No mundo ácido e desrespeitoso do
industrialismo consumista, costuma-se dizer que “não há ninguém que seja insubstituível”. Pois nesta frase está uma
impostura. Basta que nos lembremos do fato de que inexistem no mundo duas
pessoas que sejam iguais, basta nos lembrar de que cada ser humano é um fato
único e irrepetível em toda história da humanidade, para termos certeza de que
toda pessoa é insubstituível. Claro que, quando se perde um trabalhador, sempre
é possível remediar com o auxílio de outro. Mas, o trabalho deste outro nunca
será idêntico ao que faria o primeiro. Esta a razão porque precisamos nos
situar em nossa sociedade de uma forma responsável. Responsável significa:
aquilo que dá a resposta adequada e necessária. Que tragédia quando os cidadãos
de um país procuram cargos e benefícios em lugar de vocações!
Não somos pedras, ou ervilhas ou
moscas. Somos seres humanos com um caminho a caminhar e com realizações a
cumprir. Na verdade, caminhamos no incerto e idolatramos a dúvida. O sábio
chinês Lao Tse (viveu entre o século VI e V a.C.), dizia que todo homem tem um
caminho: a sua vida; ninguém poderá caminhar seu caminho por ele, da mesma
maneira que ninguém poderá morrer a sua morte por ele. Será possível caminhar
com ele, partilhando a estrada como um companheiro, mas ninguém está
dispensado das suas tarefas. Só o amor constrói as pessoas, caso contrário não
pode dizer que amor faz morada neste coração. Em algum momento, no convívio com
tantos humanos, nos defrontamos com alguém, e de repente, temos a mais profunda
certeza de que precisamos inteiramente dessa pessoa, para estar sempre conosco.

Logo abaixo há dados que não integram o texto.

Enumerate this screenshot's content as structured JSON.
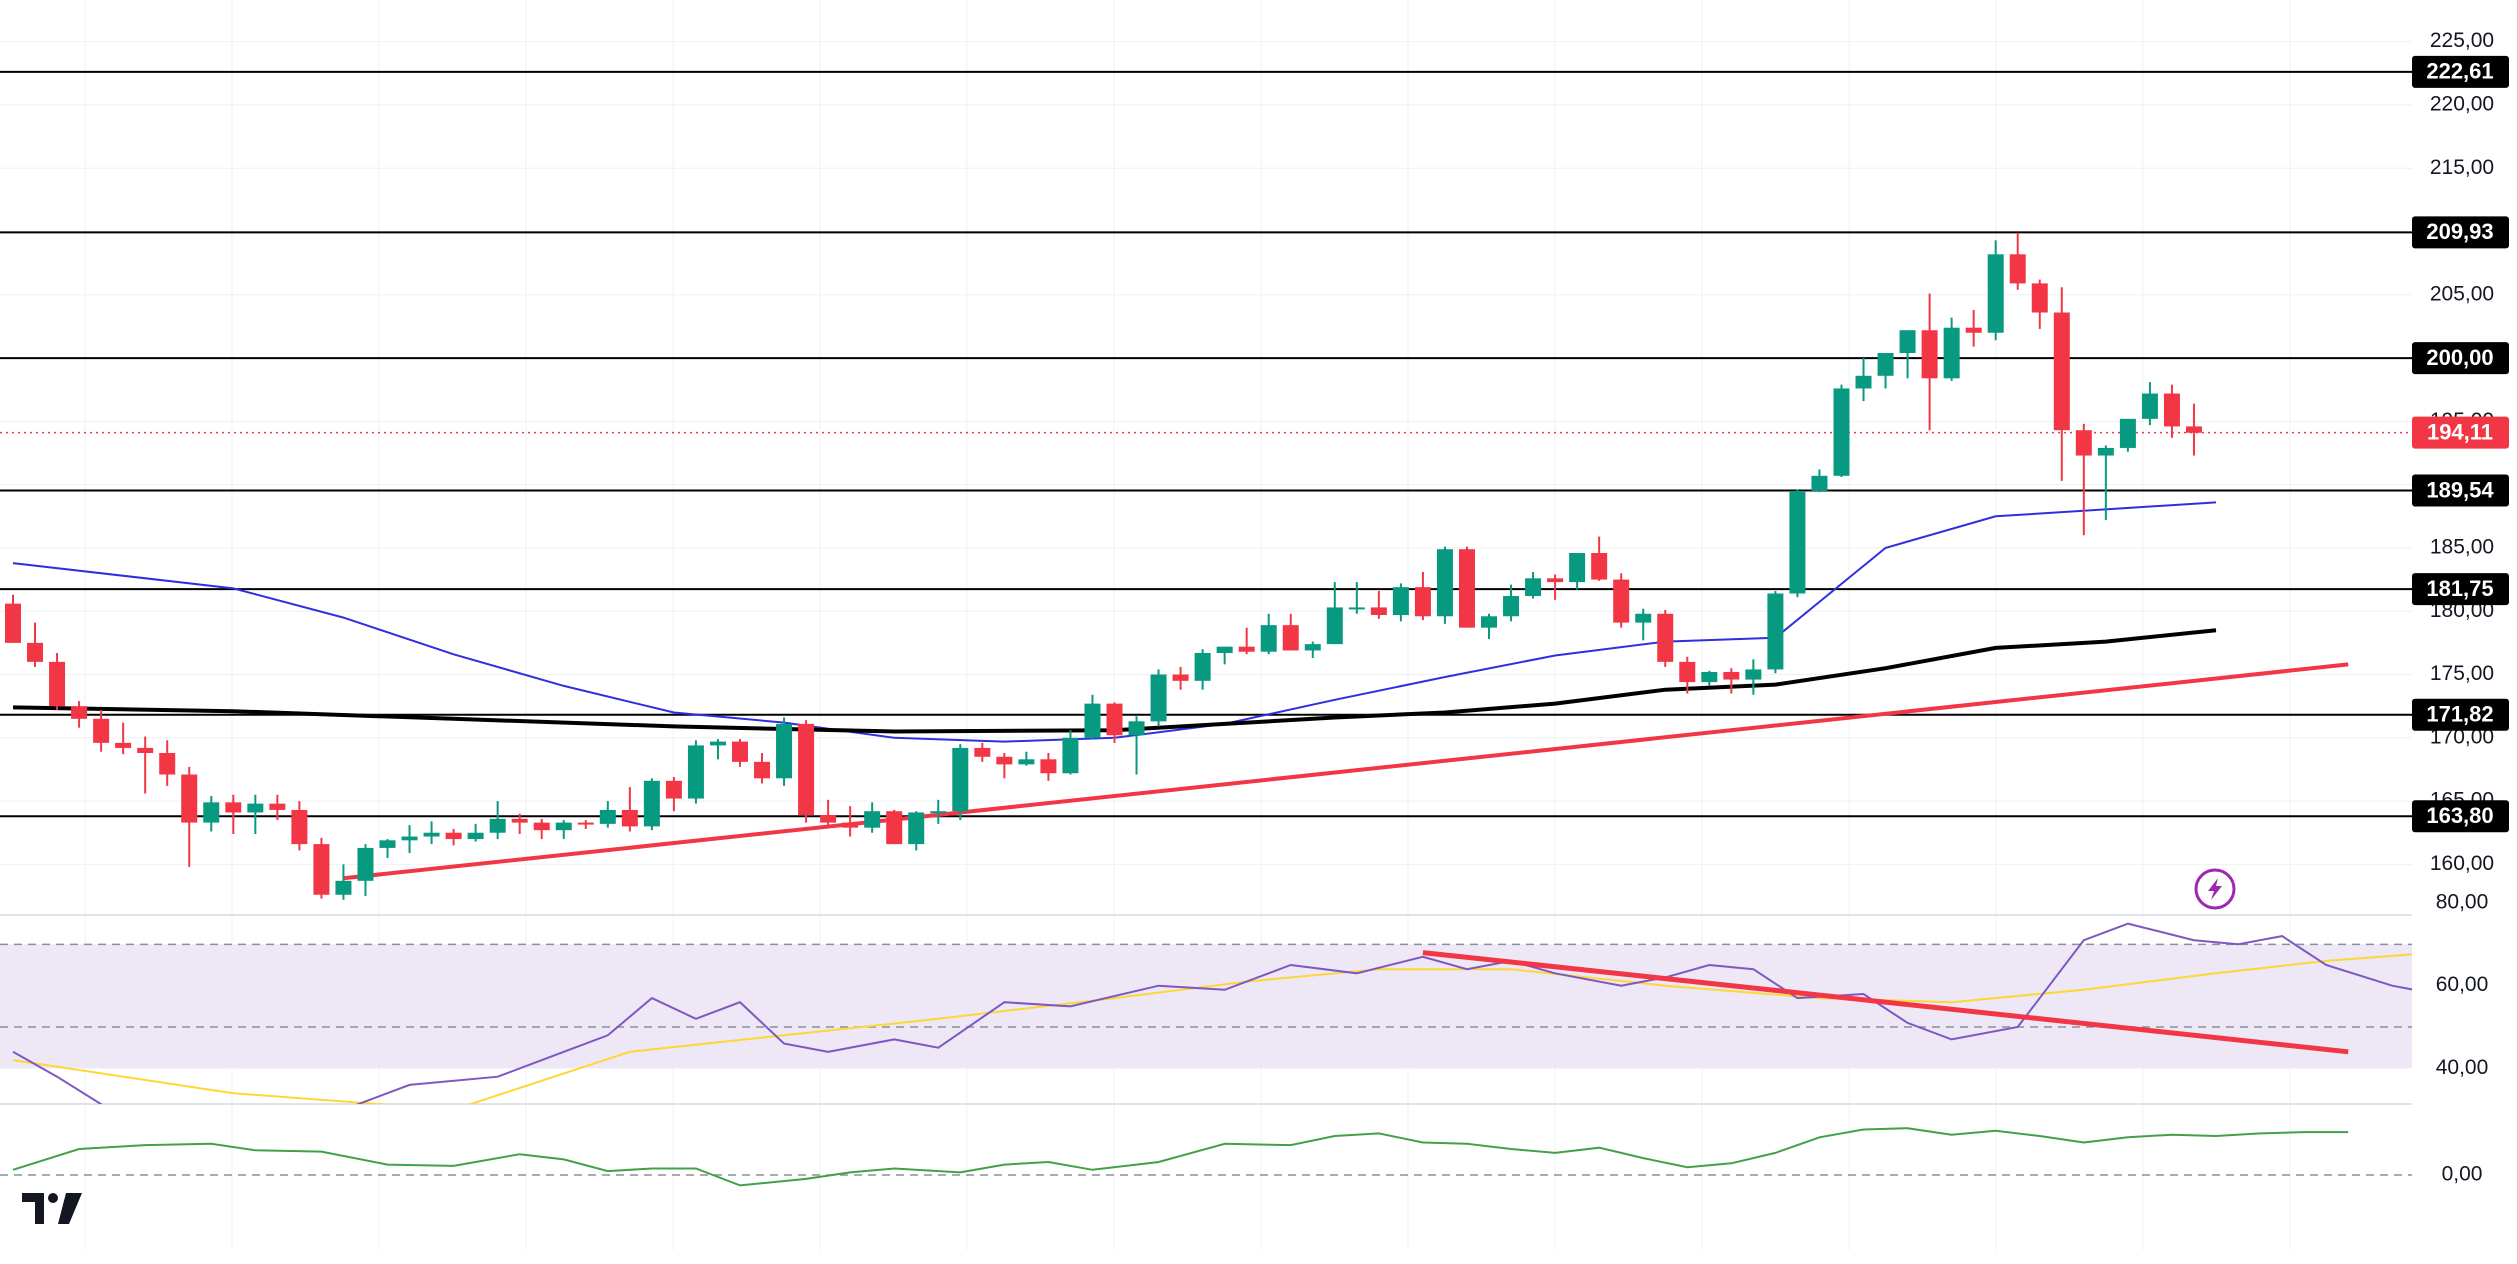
{
  "colors": {
    "up": "#089981",
    "down": "#f23645",
    "grid": "#eef0f3",
    "sma_short": "#2f2fe0",
    "sma_long": "#000000",
    "trendline": "#f23645",
    "level": "#000000",
    "rsi": "#7e57c2",
    "rsi_ma": "#fdd835",
    "rsi_band": "#ede7f6",
    "osc": "#43a047",
    "badge_bg": "#000000",
    "price_badge_bg": "#f23645",
    "flash_icon": "#9c27b0"
  },
  "chart_data": [
    {
      "type": "candlestick",
      "ylim": [
        156.0,
        227.5
      ],
      "y_ticks": [
        "160,00",
        "165,00",
        "170,00",
        "175,00",
        "180,00",
        "185,00",
        "195,00",
        "205,00",
        "215,00",
        "220,00",
        "225,00"
      ],
      "tick_values": [
        160,
        165,
        170,
        175,
        180,
        185,
        195,
        205,
        215,
        220,
        225
      ],
      "last_price": {
        "value": 194.11,
        "label": "194,11"
      },
      "levels": [
        {
          "value": 222.61,
          "label": "222,61"
        },
        {
          "value": 209.93,
          "label": "209,93"
        },
        {
          "value": 200.0,
          "label": "200,00"
        },
        {
          "value": 189.54,
          "label": "189,54"
        },
        {
          "value": 181.75,
          "label": "181,75"
        },
        {
          "value": 171.82,
          "label": "171,82"
        },
        {
          "value": 163.8,
          "label": "163,80"
        }
      ],
      "candles": [
        [
          180.6,
          181.3,
          177.5,
          177.5
        ],
        [
          177.5,
          179.1,
          175.6,
          176.0
        ],
        [
          176.0,
          176.7,
          172.2,
          172.5
        ],
        [
          172.5,
          172.9,
          170.8,
          171.5
        ],
        [
          171.5,
          172.2,
          168.9,
          169.6
        ],
        [
          169.6,
          171.2,
          168.7,
          169.2
        ],
        [
          169.2,
          170.1,
          165.6,
          168.8
        ],
        [
          168.8,
          169.8,
          166.2,
          167.1
        ],
        [
          167.1,
          167.7,
          159.8,
          163.3
        ],
        [
          163.3,
          165.4,
          162.6,
          164.9
        ],
        [
          164.9,
          165.5,
          162.4,
          164.1
        ],
        [
          164.1,
          165.5,
          162.4,
          164.8
        ],
        [
          164.8,
          165.5,
          163.5,
          164.3
        ],
        [
          164.3,
          165.0,
          161.1,
          161.6
        ],
        [
          161.6,
          162.1,
          157.3,
          157.6
        ],
        [
          157.6,
          160.0,
          157.2,
          158.7
        ],
        [
          158.7,
          161.6,
          157.5,
          161.3
        ],
        [
          161.3,
          162.0,
          160.5,
          161.9
        ],
        [
          161.9,
          163.1,
          160.9,
          162.2
        ],
        [
          162.2,
          163.4,
          161.6,
          162.5
        ],
        [
          162.5,
          162.8,
          161.5,
          162.0
        ],
        [
          162.0,
          163.2,
          161.8,
          162.5
        ],
        [
          162.5,
          165.0,
          162.0,
          163.6
        ],
        [
          163.6,
          164.0,
          162.4,
          163.3
        ],
        [
          163.3,
          163.6,
          162.0,
          162.7
        ],
        [
          162.7,
          163.5,
          162.0,
          163.3
        ],
        [
          163.3,
          163.5,
          162.8,
          163.2
        ],
        [
          163.2,
          165.0,
          162.9,
          164.3
        ],
        [
          164.3,
          166.1,
          162.6,
          163.0
        ],
        [
          163.0,
          166.8,
          162.7,
          166.6
        ],
        [
          166.6,
          166.9,
          164.2,
          165.2
        ],
        [
          165.2,
          169.8,
          164.8,
          169.4
        ],
        [
          169.4,
          169.9,
          168.3,
          169.7
        ],
        [
          169.7,
          169.9,
          167.7,
          168.1
        ],
        [
          168.1,
          168.8,
          166.4,
          166.8
        ],
        [
          166.8,
          171.6,
          166.2,
          171.1
        ],
        [
          171.1,
          171.4,
          163.3,
          163.9
        ],
        [
          163.9,
          165.1,
          163.0,
          163.3
        ],
        [
          163.3,
          164.6,
          162.2,
          162.9
        ],
        [
          162.9,
          164.9,
          162.5,
          164.2
        ],
        [
          164.2,
          164.3,
          161.6,
          161.6
        ],
        [
          161.6,
          164.2,
          161.1,
          164.1
        ],
        [
          164.1,
          165.1,
          163.2,
          164.2
        ],
        [
          164.2,
          169.5,
          163.5,
          169.2
        ],
        [
          169.2,
          169.6,
          168.1,
          168.5
        ],
        [
          168.5,
          168.8,
          166.8,
          167.9
        ],
        [
          167.9,
          168.9,
          167.8,
          168.3
        ],
        [
          168.3,
          168.8,
          166.6,
          167.2
        ],
        [
          167.2,
          170.6,
          167.1,
          170.0
        ],
        [
          170.0,
          173.4,
          169.9,
          172.7
        ],
        [
          172.7,
          172.8,
          169.6,
          170.2
        ],
        [
          170.2,
          171.7,
          167.1,
          171.3
        ],
        [
          171.3,
          175.4,
          170.9,
          175.0
        ],
        [
          175.0,
          175.6,
          173.8,
          174.5
        ],
        [
          174.5,
          177.0,
          173.8,
          176.7
        ],
        [
          176.7,
          177.2,
          175.8,
          177.2
        ],
        [
          177.2,
          178.7,
          176.6,
          176.8
        ],
        [
          176.8,
          179.8,
          176.6,
          178.9
        ],
        [
          178.9,
          179.8,
          176.9,
          176.9
        ],
        [
          176.9,
          177.6,
          176.3,
          177.4
        ],
        [
          177.4,
          182.3,
          177.4,
          180.3
        ],
        [
          180.3,
          182.3,
          179.8,
          180.3
        ],
        [
          180.3,
          181.6,
          179.4,
          179.7
        ],
        [
          179.7,
          182.2,
          179.2,
          181.9
        ],
        [
          181.9,
          183.1,
          179.3,
          179.6
        ],
        [
          179.6,
          185.1,
          179.0,
          184.9
        ],
        [
          184.9,
          185.1,
          178.7,
          178.7
        ],
        [
          178.7,
          179.8,
          177.8,
          179.6
        ],
        [
          179.6,
          182.1,
          179.2,
          181.2
        ],
        [
          181.2,
          183.1,
          181.0,
          182.6
        ],
        [
          182.6,
          182.9,
          180.9,
          182.3
        ],
        [
          182.3,
          184.6,
          181.7,
          184.6
        ],
        [
          184.6,
          185.9,
          182.4,
          182.5
        ],
        [
          182.5,
          183.0,
          178.7,
          179.1
        ],
        [
          179.1,
          180.2,
          177.7,
          179.8
        ],
        [
          179.8,
          180.1,
          175.6,
          176.0
        ],
        [
          176.0,
          176.4,
          173.5,
          174.4
        ],
        [
          174.4,
          175.3,
          174.1,
          175.2
        ],
        [
          175.2,
          175.5,
          173.5,
          174.6
        ],
        [
          174.6,
          176.2,
          173.4,
          175.4
        ],
        [
          175.4,
          181.6,
          175.1,
          181.4
        ],
        [
          181.4,
          189.6,
          181.1,
          189.5
        ],
        [
          189.5,
          191.2,
          189.4,
          190.7
        ],
        [
          190.7,
          197.9,
          190.6,
          197.6
        ],
        [
          197.6,
          200.0,
          196.6,
          198.6
        ],
        [
          198.6,
          200.4,
          197.6,
          200.4
        ],
        [
          200.4,
          201.9,
          198.4,
          202.2
        ],
        [
          202.2,
          205.1,
          194.3,
          198.4
        ],
        [
          198.4,
          203.2,
          198.2,
          202.4
        ],
        [
          202.4,
          203.8,
          200.9,
          202.0
        ],
        [
          202.0,
          209.3,
          201.4,
          208.2
        ],
        [
          208.2,
          209.9,
          205.4,
          205.9
        ],
        [
          205.9,
          206.2,
          202.3,
          203.6
        ],
        [
          203.6,
          205.6,
          190.3,
          194.3
        ],
        [
          194.3,
          194.8,
          186.0,
          192.3
        ],
        [
          192.3,
          193.1,
          187.2,
          192.9
        ],
        [
          192.9,
          195.2,
          192.6,
          195.2
        ],
        [
          195.2,
          198.1,
          194.7,
          197.2
        ],
        [
          197.2,
          197.9,
          193.7,
          194.6
        ],
        [
          194.6,
          196.4,
          192.3,
          194.1
        ]
      ],
      "sma_short": [
        [
          0,
          183.8
        ],
        [
          10,
          181.8
        ],
        [
          15,
          179.5
        ],
        [
          20,
          176.6
        ],
        [
          25,
          174.1
        ],
        [
          30,
          172.0
        ],
        [
          35,
          171.2
        ],
        [
          40,
          170.0
        ],
        [
          45,
          169.7
        ],
        [
          50,
          170.0
        ],
        [
          55,
          171.1
        ],
        [
          60,
          173.0
        ],
        [
          65,
          174.8
        ],
        [
          70,
          176.5
        ],
        [
          75,
          177.6
        ],
        [
          80,
          177.9
        ],
        [
          85,
          185.0
        ],
        [
          90,
          187.5
        ],
        [
          100,
          188.6
        ]
      ],
      "sma_long": [
        [
          0,
          172.4
        ],
        [
          10,
          172.1
        ],
        [
          20,
          171.5
        ],
        [
          30,
          170.9
        ],
        [
          40,
          170.5
        ],
        [
          50,
          170.6
        ],
        [
          55,
          171.1
        ],
        [
          60,
          171.6
        ],
        [
          65,
          172.0
        ],
        [
          70,
          172.7
        ],
        [
          75,
          173.8
        ],
        [
          80,
          174.2
        ],
        [
          85,
          175.5
        ],
        [
          90,
          177.1
        ],
        [
          95,
          177.6
        ],
        [
          100,
          178.5
        ]
      ],
      "trendline": [
        [
          15,
          158.9
        ],
        [
          106,
          175.8
        ]
      ]
    },
    {
      "type": "line",
      "name": "RSI",
      "ylim": [
        28.0,
        80.0
      ],
      "y_ticks": [
        "40,00",
        "60,00",
        "80,00"
      ],
      "tick_values": [
        40,
        60,
        80
      ],
      "band": [
        40,
        70
      ],
      "dashed": [
        50,
        70
      ],
      "rsi": [
        [
          0,
          44
        ],
        [
          2,
          38
        ],
        [
          5,
          28
        ],
        [
          15,
          30
        ],
        [
          18,
          36
        ],
        [
          22,
          38
        ],
        [
          25,
          44
        ],
        [
          27,
          48
        ],
        [
          29,
          57
        ],
        [
          31,
          52
        ],
        [
          33,
          56
        ],
        [
          35,
          46
        ],
        [
          37,
          44
        ],
        [
          40,
          47
        ],
        [
          42,
          45
        ],
        [
          45,
          56
        ],
        [
          48,
          55
        ],
        [
          52,
          60
        ],
        [
          55,
          59
        ],
        [
          58,
          65
        ],
        [
          61,
          63
        ],
        [
          64,
          67
        ],
        [
          66,
          64
        ],
        [
          68,
          66
        ],
        [
          70,
          63
        ],
        [
          73,
          60
        ],
        [
          75,
          62
        ],
        [
          77,
          65
        ],
        [
          79,
          64
        ],
        [
          81,
          57
        ],
        [
          84,
          58
        ],
        [
          86,
          51
        ],
        [
          88,
          47
        ],
        [
          91,
          50
        ],
        [
          94,
          71
        ],
        [
          96,
          75
        ],
        [
          99,
          71
        ],
        [
          101,
          70
        ],
        [
          103,
          72
        ],
        [
          105,
          65
        ],
        [
          108,
          60
        ],
        [
          110,
          58
        ],
        [
          112,
          55
        ],
        [
          115,
          54
        ],
        [
          117,
          52
        ],
        [
          119,
          53
        ],
        [
          121,
          54
        ]
      ],
      "rsi_ma": [
        [
          0,
          42
        ],
        [
          10,
          34
        ],
        [
          20,
          30
        ],
        [
          28,
          44
        ],
        [
          35,
          48
        ],
        [
          42,
          52
        ],
        [
          50,
          57
        ],
        [
          56,
          61
        ],
        [
          62,
          64
        ],
        [
          68,
          64
        ],
        [
          75,
          60
        ],
        [
          82,
          57
        ],
        [
          88,
          56
        ],
        [
          94,
          59
        ],
        [
          100,
          63
        ],
        [
          105,
          66
        ],
        [
          110,
          68
        ],
        [
          115,
          67
        ],
        [
          121,
          64
        ]
      ],
      "rsi_trendline": [
        [
          64,
          68
        ],
        [
          106,
          44
        ]
      ]
    },
    {
      "type": "line",
      "name": "Oscillator",
      "ylim": [
        -5.0,
        9.0
      ],
      "y_ticks": [
        "0,00"
      ],
      "tick_values": [
        0
      ],
      "zero_dashed": true,
      "osc": [
        [
          0,
          0.4
        ],
        [
          3,
          2.0
        ],
        [
          6,
          2.3
        ],
        [
          9,
          2.4
        ],
        [
          11,
          1.9
        ],
        [
          14,
          1.8
        ],
        [
          17,
          0.8
        ],
        [
          20,
          0.7
        ],
        [
          23,
          1.6
        ],
        [
          25,
          1.2
        ],
        [
          27,
          0.3
        ],
        [
          29,
          0.5
        ],
        [
          31,
          0.5
        ],
        [
          33,
          -0.8
        ],
        [
          36,
          -0.3
        ],
        [
          38,
          0.2
        ],
        [
          40,
          0.5
        ],
        [
          43,
          0.2
        ],
        [
          45,
          0.8
        ],
        [
          47,
          1.0
        ],
        [
          49,
          0.4
        ],
        [
          52,
          1.0
        ],
        [
          55,
          2.4
        ],
        [
          58,
          2.3
        ],
        [
          60,
          3.0
        ],
        [
          62,
          3.2
        ],
        [
          64,
          2.5
        ],
        [
          66,
          2.4
        ],
        [
          68,
          2.0
        ],
        [
          70,
          1.7
        ],
        [
          72,
          2.1
        ],
        [
          74,
          1.3
        ],
        [
          76,
          0.6
        ],
        [
          78,
          0.9
        ],
        [
          80,
          1.7
        ],
        [
          82,
          2.9
        ],
        [
          84,
          3.5
        ],
        [
          86,
          3.6
        ],
        [
          88,
          3.1
        ],
        [
          90,
          3.4
        ],
        [
          92,
          3.0
        ],
        [
          94,
          2.5
        ],
        [
          96,
          2.9
        ],
        [
          98,
          3.1
        ],
        [
          100,
          3.0
        ],
        [
          102,
          3.2
        ],
        [
          104,
          3.3
        ],
        [
          106,
          3.3
        ]
      ]
    }
  ],
  "logo": {
    "text": "TV"
  },
  "flash_icon": "flash-icon"
}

Somos chamados a ir até o final
de nós mesmos, a cumprirmo-nos. Na verdade, parece que todas as pessoas
principiam a vida querendo descobrir sua vocação; e toda sociedade tem a
obrigação moral de proporcionar aos seus filhos, oportunidades para eles
descobrirem suas aptidões e cumprirem sua vocação. Mas o que vemos em nosso
tipo de sociedade é a criação de uma trama, que desnorteia o jovem que busca
saber qual a sua vocação. Quando ouvimos isto, percebemos que aquela vida
promissora, está tristemente caindo na armadilha terrível do nosso tempo:
trocando sua oportunidade de "Ser" pela
fome do "Ter". Isto porque
toda uma sociedade está desnorteada pelos valores imediatistas, do chamado
industrialismo e se volta para algo como uma produção industrial de
personalidades, que pode levar ao desastre.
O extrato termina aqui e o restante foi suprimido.